Yesterday I bought the washing machine. The dryer was already here; I checked it over while Natalie was in town (I'd barely been seen in the garage before that). The on knob is cracked, so you have to turn it with pliers, but it heats up and works just fine. (Thanks for showing me how to wield them pliers, Natalie, smooch smooch.)
It hardly seemed right to have a fine working drying machine sitting idle, but I resigned myself to doing the laundromat thing for a month or two. Then I had all these dirty clothes. And I couldn't bring myself to pack them in the car. Instead I went in search of. Budget constraints dictated a used washer, but this was one of those rare times when I didn't want something from a private Craig's List seller. I didn't want to haul home somebody's sworn-to-work machine only to have it clunk on me next week. Online I found a place called Justified Appliance, and they sell refurbished machines. (They really refurbish them, too. I saw the "laboratory" while I was there. Surely they must do their personal laundry, you know, to test their work.) The great thing about Justified is that they include a 3-year warranty on everything they sell, parts, labor and all. For 155 + 45 for delivery, I got an older Kenmore that's clean as a whistle, and no worries if it breaks down.
Why am I telling you all this? Because it's been many, many years since I've had my own washer and dryer. I think the last and only time, Schmin was 5 years old. It was such brief period that I'd all but forgotten about it.
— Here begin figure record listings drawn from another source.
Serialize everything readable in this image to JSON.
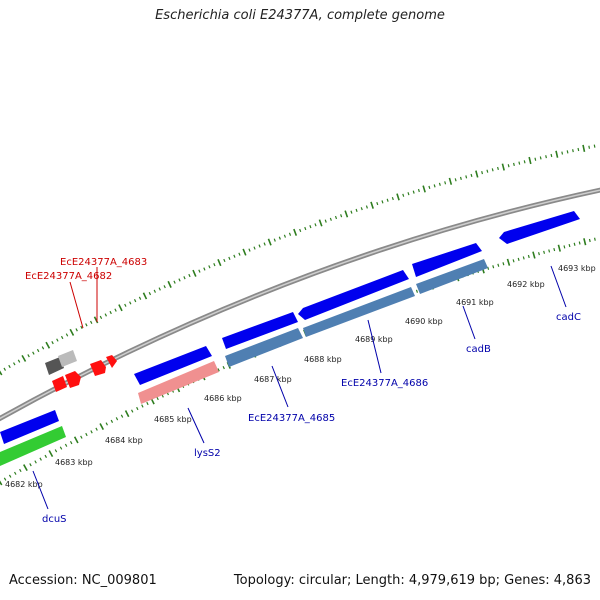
{
  "title": "Escherichia coli E24377A, complete genome",
  "footer": {
    "accession": "Accession: NC_009801",
    "topology": "Topology: circular; Length: 4,979,619 bp; Genes: 4,863"
  },
  "colors": {
    "backbone": "#8a8a8a",
    "tick": "#2e7d1f",
    "cds": "#0000ff",
    "steelblue": "#4f7fb2",
    "salmon": "#f08c8c",
    "green": "#33cc33",
    "red_feature": "#ff0000",
    "grey_feature": "#666666",
    "label_forward": "#cc0000",
    "label_reverse": "#0000aa",
    "kbp_label": "#222222"
  },
  "tick_labels": [
    {
      "text": "4682 kbp"
    },
    {
      "text": "4683 kbp"
    },
    {
      "text": "4684 kbp"
    },
    {
      "text": "4685 kbp"
    },
    {
      "text": "4686 kbp"
    },
    {
      "text": "4687 kbp"
    },
    {
      "text": "4688 kbp"
    },
    {
      "text": "4689 kbp"
    },
    {
      "text": "4690 kbp"
    },
    {
      "text": "4691 kbp"
    },
    {
      "text": "4692 kbp"
    },
    {
      "text": "4693 kbp"
    }
  ],
  "gene_labels": [
    {
      "text": "EcE24377A_4683",
      "strand": "forward"
    },
    {
      "text": "EcE24377A_4682",
      "strand": "forward"
    },
    {
      "text": "dcuS",
      "strand": "reverse"
    },
    {
      "text": "lysS2",
      "strand": "reverse"
    },
    {
      "text": "EcE24377A_4685",
      "strand": "reverse"
    },
    {
      "text": "EcE24377A_4686",
      "strand": "reverse"
    },
    {
      "text": "cadB",
      "strand": "reverse"
    },
    {
      "text": "cadC",
      "strand": "reverse"
    }
  ]
}
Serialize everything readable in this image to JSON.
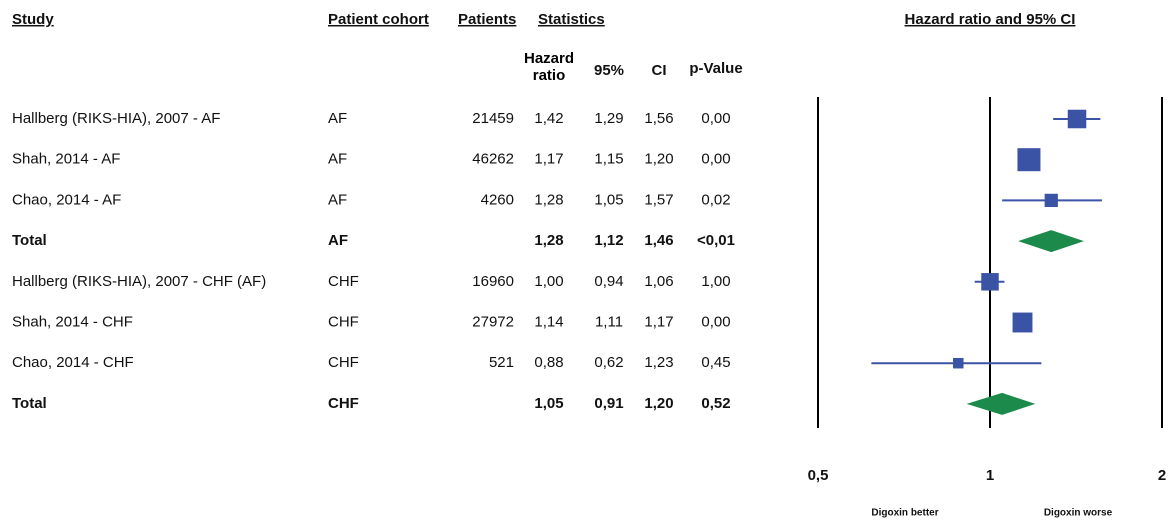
{
  "chart_data": {
    "type": "forest",
    "columns": [
      "Study",
      "Patient cohort",
      "Patients",
      "Statistics"
    ],
    "subheaders": [
      "Hazard ratio",
      "95%",
      "CI",
      "p-Value"
    ],
    "plot_title": "Hazard ratio and 95% CI",
    "footer_labels": [
      "Digoxin better",
      "Digoxin worse"
    ],
    "studies": [
      "Hallberg (RIKS-HIA), 2007 - AF",
      "Shah, 2014 - AF",
      "Chao, 2014 - AF",
      "Total",
      "Hallberg (RIKS-HIA), 2007 - CHF (AF)",
      "Shah, 2014 - CHF",
      "Chao, 2014 - CHF",
      "Total"
    ],
    "cohorts": [
      "AF",
      "AF",
      "AF",
      "AF",
      "CHF",
      "CHF",
      "CHF",
      "CHF"
    ],
    "patients": [
      21459,
      46262,
      4260,
      null,
      16960,
      27972,
      521,
      null
    ],
    "hazard_ratio": {
      "values": [
        1.42,
        1.17,
        1.28,
        1.28,
        1.0,
        1.14,
        0.88,
        1.05
      ],
      "value_labels": [
        "1,42",
        "1,17",
        "1,28",
        "1,28",
        "1,00",
        "1,14",
        "0,88",
        "1,05"
      ]
    },
    "ci_low": {
      "values": [
        1.29,
        1.15,
        1.05,
        1.12,
        0.94,
        1.11,
        0.62,
        0.91
      ],
      "value_labels": [
        "1,29",
        "1,15",
        "1,05",
        "1,12",
        "0,94",
        "1,11",
        "0,62",
        "0,91"
      ]
    },
    "ci_high": {
      "values": [
        1.56,
        1.2,
        1.57,
        1.46,
        1.06,
        1.17,
        1.23,
        1.2
      ],
      "value_labels": [
        "1,56",
        "1,20",
        "1,57",
        "1,46",
        "1,06",
        "1,17",
        "1,23",
        "1,20"
      ]
    },
    "p_value": {
      "values": [
        0.0,
        0.0,
        0.02,
        0.01,
        1.0,
        0.0,
        0.45,
        0.52
      ],
      "value_labels": [
        "0,00",
        "0,00",
        "0,02",
        "<0,01",
        "1,00",
        "0,00",
        "0,45",
        "0,52"
      ]
    },
    "xlim": [
      0.5,
      2
    ],
    "xticks": [
      {
        "value": 0.5,
        "label": "0,5"
      },
      1,
      2
    ],
    "log_x": true,
    "marker_color": "#3a53a4",
    "diamond_color": "#1b8a4a"
  }
}
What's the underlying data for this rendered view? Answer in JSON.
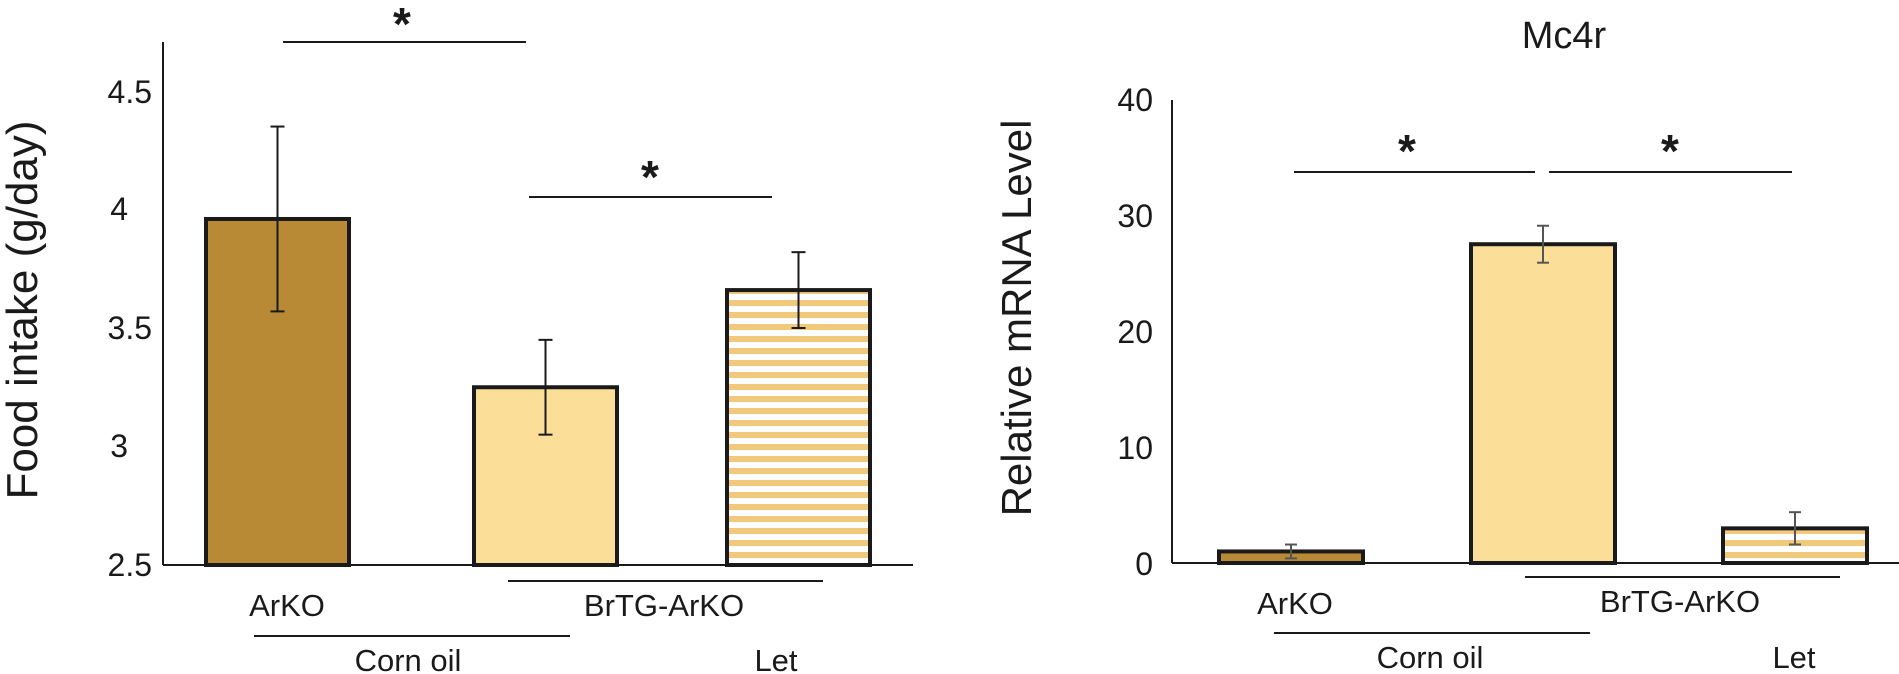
{
  "chart_data": [
    {
      "type": "bar",
      "title": "",
      "ylabel": "Food intake (g/day)",
      "xlabel": "",
      "ylim": [
        2.5,
        4.5
      ],
      "yticks": [
        "2.5",
        "3",
        "3.5",
        "4",
        "4.5"
      ],
      "categories": [
        "ArKO",
        "BrTG-ArKO",
        ""
      ],
      "bars": [
        {
          "value": 3.96,
          "error": 0.39,
          "fill": "solid-dark"
        },
        {
          "value": 3.25,
          "error": 0.2,
          "fill": "solid-light"
        },
        {
          "value": 3.66,
          "error": 0.16,
          "fill": "striped"
        }
      ],
      "group_labels": [
        "Corn oil",
        "Let"
      ],
      "significance": [
        "*",
        "*"
      ],
      "grid": false,
      "legend": "none"
    },
    {
      "type": "bar",
      "title": "Mc4r",
      "ylabel": "Relative mRNA Level",
      "xlabel": "",
      "ylim": [
        0,
        40
      ],
      "yticks": [
        "0",
        "10",
        "20",
        "30",
        "40"
      ],
      "categories": [
        "ArKO",
        "BrTG-ArKO",
        ""
      ],
      "bars": [
        {
          "value": 1.0,
          "error": 0.6,
          "fill": "solid-dark"
        },
        {
          "value": 27.6,
          "error": 1.6,
          "fill": "solid-light"
        },
        {
          "value": 3.0,
          "error": 1.4,
          "fill": "striped"
        }
      ],
      "group_labels": [
        "Corn oil",
        "Let"
      ],
      "significance": [
        "*",
        "*"
      ],
      "grid": false,
      "legend": "none"
    }
  ],
  "colors": {
    "dark_bar": "#b98a35",
    "light_bar": "#fbde98",
    "stripe_bg": "#ffffff",
    "outline": "#1a1a1a"
  }
}
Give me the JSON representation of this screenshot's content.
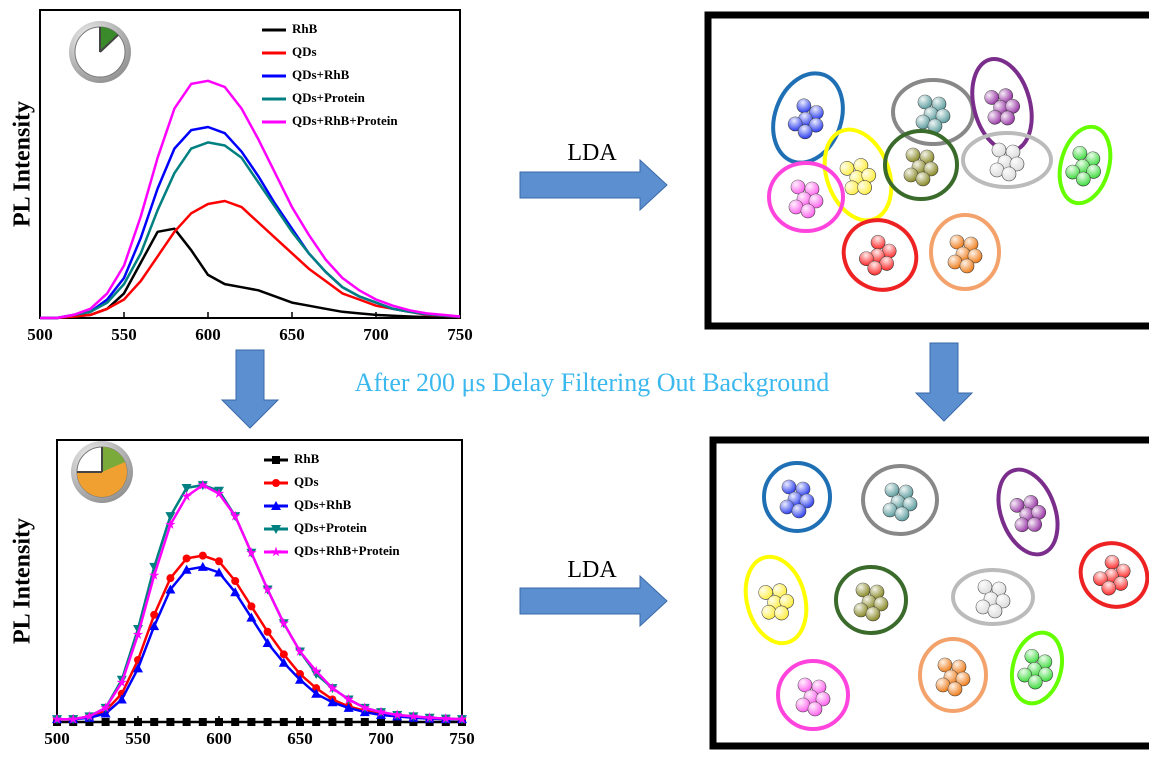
{
  "chart_data": [
    {
      "type": "line",
      "ylabel": "PL Intensity",
      "xlim": [
        500,
        750
      ],
      "xticks": [
        500,
        550,
        600,
        650,
        700,
        750
      ],
      "ylim": [
        0,
        100
      ],
      "legend": "upper right",
      "x": [
        500,
        510,
        520,
        530,
        540,
        550,
        560,
        570,
        580,
        590,
        600,
        610,
        620,
        630,
        640,
        650,
        660,
        670,
        680,
        690,
        700,
        710,
        720,
        730,
        740,
        750
      ],
      "series": [
        {
          "name": "RhB",
          "color": "#000000",
          "values": [
            0,
            0,
            0.5,
            1,
            3,
            8,
            18,
            28,
            29,
            22,
            14,
            11,
            10,
            9,
            7,
            5,
            4,
            3,
            2,
            1.5,
            1,
            0.7,
            0.5,
            0.3,
            0.2,
            0.1
          ]
        },
        {
          "name": "QDs",
          "color": "#ff0000",
          "values": [
            0,
            0,
            0.5,
            1,
            3,
            6,
            12,
            20,
            28,
            34,
            37,
            38,
            36,
            31,
            26,
            21,
            16,
            12,
            8,
            6,
            4,
            3,
            2,
            1,
            0.7,
            0.3
          ]
        },
        {
          "name": "QDs+RhB",
          "color": "#0000ff",
          "values": [
            0,
            0,
            1,
            2,
            6,
            13,
            26,
            42,
            55,
            61,
            62,
            60,
            54,
            46,
            37,
            29,
            21,
            15,
            10,
            7,
            5,
            3,
            2,
            1.2,
            0.8,
            0.4
          ]
        },
        {
          "name": "QDs+Protein",
          "color": "#008080",
          "values": [
            0,
            0,
            1,
            2,
            5,
            11,
            21,
            35,
            47,
            55,
            57,
            56,
            52,
            44,
            36,
            28,
            21,
            15,
            10,
            7,
            5,
            3,
            2,
            1.2,
            0.8,
            0.4
          ]
        },
        {
          "name": "QDs+RhB+Protein",
          "color": "#ff00ff",
          "values": [
            0,
            0,
            1,
            3,
            8,
            17,
            33,
            52,
            68,
            76,
            77,
            75,
            68,
            58,
            47,
            36,
            27,
            19,
            13,
            9,
            6,
            4,
            2.5,
            1.5,
            1,
            0.5
          ]
        }
      ]
    },
    {
      "type": "line",
      "ylabel": "PL Intensity",
      "xlim": [
        500,
        750
      ],
      "xticks": [
        500,
        550,
        600,
        650,
        700,
        750
      ],
      "ylim": [
        0,
        100
      ],
      "legend": "upper right",
      "x": [
        500,
        510,
        520,
        530,
        540,
        550,
        560,
        570,
        580,
        590,
        600,
        610,
        620,
        630,
        640,
        650,
        660,
        670,
        680,
        690,
        700,
        710,
        720,
        730,
        740,
        750
      ],
      "series": [
        {
          "name": "RhB",
          "color": "#000000",
          "marker": "square",
          "values": [
            0,
            0,
            0,
            0,
            0,
            0,
            0,
            0,
            0,
            0,
            0,
            0,
            0,
            0,
            0,
            0,
            0,
            0,
            0,
            0,
            0,
            0,
            0,
            0,
            0,
            0
          ]
        },
        {
          "name": "QDs",
          "color": "#ff0000",
          "marker": "circle",
          "values": [
            1,
            1,
            2,
            4,
            10,
            22,
            38,
            51,
            58,
            59,
            57,
            50,
            41,
            32,
            24,
            17,
            12,
            8,
            5.5,
            4,
            3,
            2,
            1.7,
            1.3,
            1.1,
            1
          ]
        },
        {
          "name": "QDs+RhB",
          "color": "#0000ff",
          "marker": "triangle-up",
          "values": [
            1,
            1,
            1.5,
            3,
            8,
            19,
            34,
            47,
            54,
            55,
            53,
            46,
            37,
            28,
            21,
            15,
            10,
            7,
            5,
            3.5,
            2.5,
            2,
            1.5,
            1.2,
            1,
            1
          ]
        },
        {
          "name": "QDs+Protein",
          "color": "#008080",
          "marker": "triangle-down",
          "values": [
            1,
            1,
            2,
            5,
            15,
            33,
            55,
            73,
            83,
            84,
            82,
            73,
            60,
            47,
            35,
            25,
            17,
            12,
            8,
            5,
            3.5,
            2.5,
            2,
            1.5,
            1.2,
            1
          ]
        },
        {
          "name": "QDs+RhB+Protein",
          "color": "#ff00ff",
          "marker": "star",
          "values": [
            1,
            1,
            2,
            5,
            14,
            31,
            52,
            70,
            80,
            84,
            81,
            73,
            60,
            47,
            35,
            25,
            18,
            12,
            8,
            5,
            3.5,
            2.5,
            2,
            1.5,
            1.2,
            1
          ]
        }
      ]
    }
  ],
  "annotations": [
    "LDA",
    "After 200 μs Delay Filtering Out Background",
    "LDA"
  ]
}
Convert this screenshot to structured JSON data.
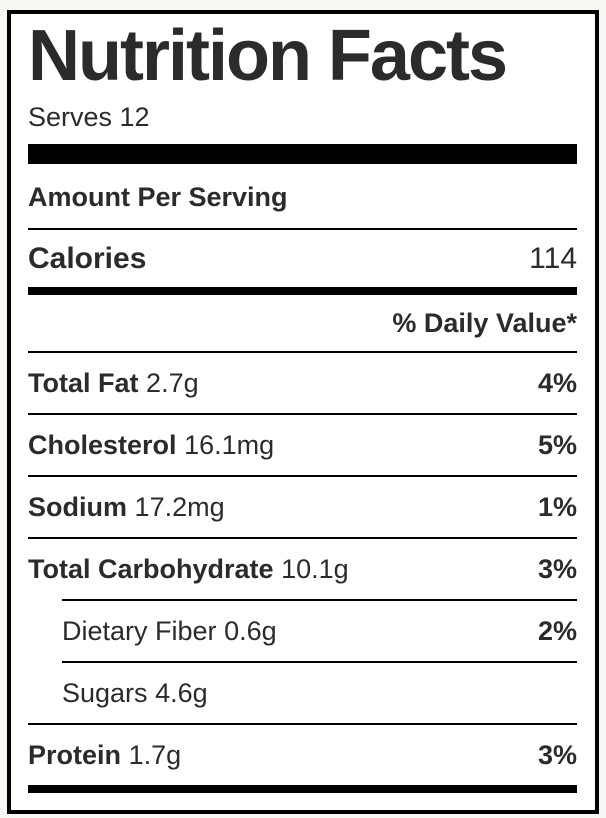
{
  "page": {
    "background_color": "#f7f7f4"
  },
  "label": {
    "title": "Nutrition Facts",
    "serving_statement": "Serves 12",
    "amount_per_serving_label": "Amount Per Serving",
    "calories_label": "Calories",
    "calories_value": "114",
    "daily_value_header": "% Daily Value*",
    "nutrients": [
      {
        "name": "Total Fat",
        "amount": "2.7g",
        "daily_value": "4%",
        "indented": false
      },
      {
        "name": "Cholesterol",
        "amount": "16.1mg",
        "daily_value": "5%",
        "indented": false
      },
      {
        "name": "Sodium",
        "amount": "17.2mg",
        "daily_value": "1%",
        "indented": false
      },
      {
        "name": "Total Carbohydrate",
        "amount": "10.1g",
        "daily_value": "3%",
        "indented": false
      },
      {
        "name": "Dietary Fiber",
        "amount": "0.6g",
        "daily_value": "2%",
        "indented": true
      },
      {
        "name": "Sugars",
        "amount": "4.6g",
        "daily_value": "",
        "indented": true
      },
      {
        "name": "Protein",
        "amount": "1.7g",
        "daily_value": "3%",
        "indented": false
      }
    ],
    "colors": {
      "text": "#2b2b2b",
      "rule": "#000000",
      "label_background": "#ffffff",
      "page_background": "#f7f7f4"
    }
  }
}
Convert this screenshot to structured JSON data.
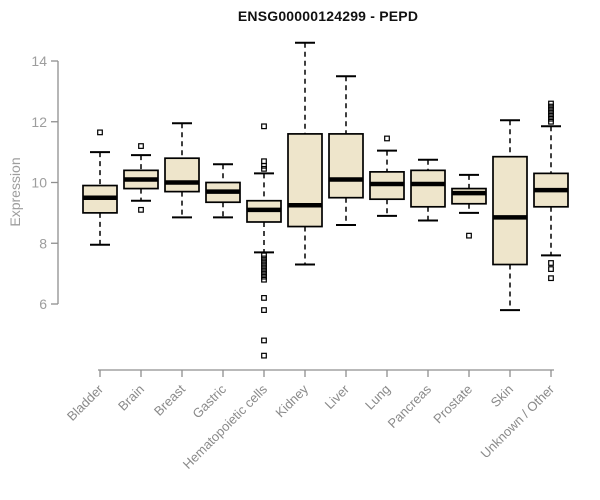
{
  "title": "ENSG00000124299 - PEPD",
  "y_axis": {
    "label": "Expression",
    "ticks": [
      6,
      8,
      10,
      12,
      14
    ]
  },
  "colors": {
    "background": "#ffffff",
    "box_fill": "#EEE5CB",
    "box_border": "#000000",
    "median": "#000000",
    "whisker": "#000000",
    "outlier": "#000000",
    "axis": "#8f8f8f",
    "y_tick_label": "#9d9d9d",
    "x_tick_label": "#8a8a8a",
    "title": "#111111"
  },
  "chart_data": {
    "type": "boxplot",
    "title": "ENSG00000124299 - PEPD",
    "xlabel": "",
    "ylabel": "Expression",
    "ylim": [
      4,
      14.7
    ],
    "yticks": [
      6,
      8,
      10,
      12,
      14
    ],
    "grid": false,
    "legend": null,
    "categories": [
      "Bladder",
      "Brain",
      "Breast",
      "Gastric",
      "Hematopoietic cells",
      "Kidney",
      "Liver",
      "Lung",
      "Pancreas",
      "Prostate",
      "Skin",
      "Unknown / Other"
    ],
    "series": [
      {
        "name": "Bladder",
        "whisker_low": 7.95,
        "q1": 9.0,
        "median": 9.5,
        "q3": 9.9,
        "whisker_high": 11.0,
        "outliers": [
          11.65
        ]
      },
      {
        "name": "Brain",
        "whisker_low": 9.4,
        "q1": 9.8,
        "median": 10.1,
        "q3": 10.4,
        "whisker_high": 10.9,
        "outliers": [
          11.2,
          9.1
        ]
      },
      {
        "name": "Breast",
        "whisker_low": 8.85,
        "q1": 9.7,
        "median": 10.0,
        "q3": 10.8,
        "whisker_high": 11.95,
        "outliers": []
      },
      {
        "name": "Gastric",
        "whisker_low": 8.85,
        "q1": 9.35,
        "median": 9.7,
        "q3": 10.0,
        "whisker_high": 10.6,
        "outliers": []
      },
      {
        "name": "Hematopoietic cells",
        "whisker_low": 7.7,
        "q1": 8.7,
        "median": 9.1,
        "q3": 9.4,
        "whisker_high": 10.3,
        "outliers": [
          11.85,
          10.7,
          10.55,
          10.45,
          7.6,
          7.5,
          7.4,
          7.3,
          7.2,
          7.1,
          7.0,
          6.9,
          6.8,
          6.2,
          5.8,
          4.8,
          4.3
        ]
      },
      {
        "name": "Kidney",
        "whisker_low": 7.3,
        "q1": 8.55,
        "median": 9.25,
        "q3": 11.6,
        "whisker_high": 14.6,
        "outliers": []
      },
      {
        "name": "Liver",
        "whisker_low": 8.6,
        "q1": 9.5,
        "median": 10.1,
        "q3": 11.6,
        "whisker_high": 13.5,
        "outliers": []
      },
      {
        "name": "Lung",
        "whisker_low": 8.9,
        "q1": 9.45,
        "median": 9.95,
        "q3": 10.35,
        "whisker_high": 11.05,
        "outliers": [
          11.45
        ]
      },
      {
        "name": "Pancreas",
        "whisker_low": 8.75,
        "q1": 9.2,
        "median": 9.95,
        "q3": 10.4,
        "whisker_high": 10.75,
        "outliers": []
      },
      {
        "name": "Prostate",
        "whisker_low": 9.0,
        "q1": 9.3,
        "median": 9.65,
        "q3": 9.8,
        "whisker_high": 10.25,
        "outliers": [
          8.25
        ]
      },
      {
        "name": "Skin",
        "whisker_low": 5.8,
        "q1": 7.3,
        "median": 8.85,
        "q3": 10.85,
        "whisker_high": 12.05,
        "outliers": []
      },
      {
        "name": "Unknown / Other",
        "whisker_low": 7.6,
        "q1": 9.2,
        "median": 9.75,
        "q3": 10.3,
        "whisker_high": 11.85,
        "outliers": [
          12.6,
          12.5,
          12.4,
          12.3,
          12.2,
          12.1,
          12.0,
          7.35,
          7.15,
          6.85
        ]
      }
    ]
  }
}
Today I was thinking I'd never had my own, then I remembered washing in my kitchen, so many years ago.
Such a small thing, washing at home, but it's one of the reasons I left Los Angeles. When you're going along, living the apartment life in the Big City, you fly through the days not paying much attention to prickly matters like having to rush to grab your things out of the community dryer, before someone else does. And that's if you're lucky enough to have a community dryer, rather than going to the laundromat. You can't afford to make too much of inconvenience, and when it began to define my experience, I knew it was time to seek another way of living. I wouldn't trade my time in New York or LA for all the washers in the world, but I wouldn't trade my washer to live exclusively in either one again (and especially not my parking space).
Sometimes these normal things amaze me. They leave me endlessly grateful, and slightly disbelieving. I swear I've got a roll of quarters handy, in case I walk out to the garage and find my machines suddenly require them, like almost all the other machines I've known. Maybe there'll be some strange person there, too, waiting for me to get my clothes out of the washer, so she can have a turn.